Blepharitis is an inflammation of the eyelids causing red, irritated, itchy eyelids and the formation of dandruff-like scales on eyelashes. It is a common eye disorder caused by either bacterial or a skin condition such as dandruff of the scalp or acne rosacea. It affects people of all ages. Although uncomfortable, in most cases, blepharitis is more of an annoyance than anything. It is not contagious and generally does not cause any serious ocular problems.
Individuals with blepharitis may experience a gritty or burning sensation in their eyes, excessive tearing, itching, red and swollen eyelids, dry eyes, or crusting of the eyelids. For most people, blepharitis causes only minor irritation and itching. However, in rare cases, it can lead to more severe signs and symptoms such as blurring of vision, missing or misdirected eyelashes, and inflammation of other eye tissue, particularly the cornea.
Blepharitis has two basic forms:
It's common to have a mixture of both anterior and posterior forms of blepharitis at the same time, but in different degrees of severity.
Although eye doctors commonly diagnose blepharitis, it can be difficult to find permanent relief of the symptoms. In most cases, good eyelid hygiene and a regular cleaning routine can control blepharitis. This includes frequent scalp and face washing, using warm compresses to soak the eyelids, and doing daily eyelid scrubs. In cases where a bacterial infection is the cause, various antibiotics and other medications may be prescribed along with eyelid hygiene.
A chalazion is an enlarged oil-producing gland in the eyelid called the meibomian gland. It forms when the gland opening becomes blocked. A chalazion appears as a swollen area or lump on the upper or lower eyelid. It is not caused by an infection but can be the site for infection if not treated appropriately.
What is the difference between a chalazion and a stye?
A chalazion is sometimes confused with a stye, which also appears as a lump on the eyelid. A stye (also referred to as hordeolum)often appears as a red, sore lump near the edge of the eyelid. It is caused by an inflamed or blocked up eyelash follicle. Chalazia tend to develop farther from the edge of the eyelid than styes. In some cases, a stye can develop under the eyelid. In these situations it may be difficult to distinguish between a chalazion and stye, but both conditions are usually treated wit the same general regimen.
How is a Chalazion or Stye treated?
Most chalazia and styes will go away on their own within a couple of weeks. If they are persistent, hot moist compresses and lid scrubs may help to clear the opening of the gland and promote drainage. However, in cases of a chronic Chalazion, they can be removed/drained in a minor in-office procedure.

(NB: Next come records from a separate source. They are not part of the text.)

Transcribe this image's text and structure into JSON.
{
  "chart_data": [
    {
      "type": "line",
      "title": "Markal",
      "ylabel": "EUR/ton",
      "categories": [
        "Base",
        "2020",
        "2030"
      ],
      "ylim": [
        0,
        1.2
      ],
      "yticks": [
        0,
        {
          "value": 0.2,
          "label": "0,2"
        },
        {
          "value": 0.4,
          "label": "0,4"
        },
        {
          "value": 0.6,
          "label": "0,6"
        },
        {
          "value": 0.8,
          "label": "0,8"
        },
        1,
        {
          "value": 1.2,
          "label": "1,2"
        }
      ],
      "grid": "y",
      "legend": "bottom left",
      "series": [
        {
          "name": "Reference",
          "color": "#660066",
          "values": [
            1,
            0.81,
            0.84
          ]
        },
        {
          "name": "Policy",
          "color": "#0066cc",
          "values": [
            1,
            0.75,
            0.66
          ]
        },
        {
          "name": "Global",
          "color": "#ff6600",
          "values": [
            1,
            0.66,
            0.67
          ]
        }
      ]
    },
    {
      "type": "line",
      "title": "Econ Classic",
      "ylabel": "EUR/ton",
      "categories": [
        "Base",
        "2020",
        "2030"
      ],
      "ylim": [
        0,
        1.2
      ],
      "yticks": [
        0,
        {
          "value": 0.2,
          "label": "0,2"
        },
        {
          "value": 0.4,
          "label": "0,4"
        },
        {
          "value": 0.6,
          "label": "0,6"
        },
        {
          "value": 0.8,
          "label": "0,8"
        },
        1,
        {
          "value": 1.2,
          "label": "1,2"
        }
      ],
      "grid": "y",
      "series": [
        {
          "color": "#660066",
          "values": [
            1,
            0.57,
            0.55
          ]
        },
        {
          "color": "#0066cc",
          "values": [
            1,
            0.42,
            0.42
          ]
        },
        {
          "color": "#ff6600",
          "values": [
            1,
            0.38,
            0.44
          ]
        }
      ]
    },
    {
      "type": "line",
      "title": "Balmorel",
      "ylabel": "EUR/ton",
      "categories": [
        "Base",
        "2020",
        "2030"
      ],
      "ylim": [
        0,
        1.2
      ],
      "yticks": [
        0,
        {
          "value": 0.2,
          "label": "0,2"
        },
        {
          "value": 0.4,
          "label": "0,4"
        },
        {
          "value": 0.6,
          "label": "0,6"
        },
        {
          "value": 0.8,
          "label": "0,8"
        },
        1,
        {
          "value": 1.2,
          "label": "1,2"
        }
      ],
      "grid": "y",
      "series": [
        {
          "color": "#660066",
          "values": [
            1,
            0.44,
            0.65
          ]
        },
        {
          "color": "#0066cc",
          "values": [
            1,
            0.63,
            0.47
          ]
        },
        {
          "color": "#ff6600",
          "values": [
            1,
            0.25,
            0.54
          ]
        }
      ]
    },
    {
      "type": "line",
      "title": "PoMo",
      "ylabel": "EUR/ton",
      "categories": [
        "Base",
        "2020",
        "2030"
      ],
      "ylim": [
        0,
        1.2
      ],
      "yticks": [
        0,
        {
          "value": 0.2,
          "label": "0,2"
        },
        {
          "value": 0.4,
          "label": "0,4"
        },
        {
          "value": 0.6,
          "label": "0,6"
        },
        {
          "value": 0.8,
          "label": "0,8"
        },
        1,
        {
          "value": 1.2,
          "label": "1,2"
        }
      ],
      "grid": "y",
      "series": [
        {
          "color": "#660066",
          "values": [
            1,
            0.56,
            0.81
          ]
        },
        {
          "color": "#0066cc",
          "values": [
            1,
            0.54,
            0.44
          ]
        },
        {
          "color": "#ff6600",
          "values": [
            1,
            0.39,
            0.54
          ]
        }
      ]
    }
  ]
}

Ptosis is the term used for the drooping of one or both upper eyelids. Ptosis happens in people of all ages and has several causes but the most common is aging.
Ptosis Symptoms and Signs
The most obvious sign of ptosis is the drooping eyelid. Depending on how severely the lid droops, people with ptosis may notice a decrease in their field of vision. One sign of moderate ptosis is having to raise the eyebrows repeatedly to try to lift the eyelids. In some severe cases, the entire vision from the affected eye can be obscured due to the lid covering the entire pupil. The degree of droopiness varies from one person to the next. If you think you may have ptosis, compare a recent photo of your face with one from 10 or 20 years ago, and you'll likely see a difference in the eyelid skin.
What Causes Ptosis?
One can be born with ptosis (droopy eyelids) which is referred to as congenital ptosis, however, in most cases it is a result of natural aging, injury or can be an after effect of eye surgery. In rare cases ptosis can also be due to weakening or paralysis of the muscles which controls the eyelid.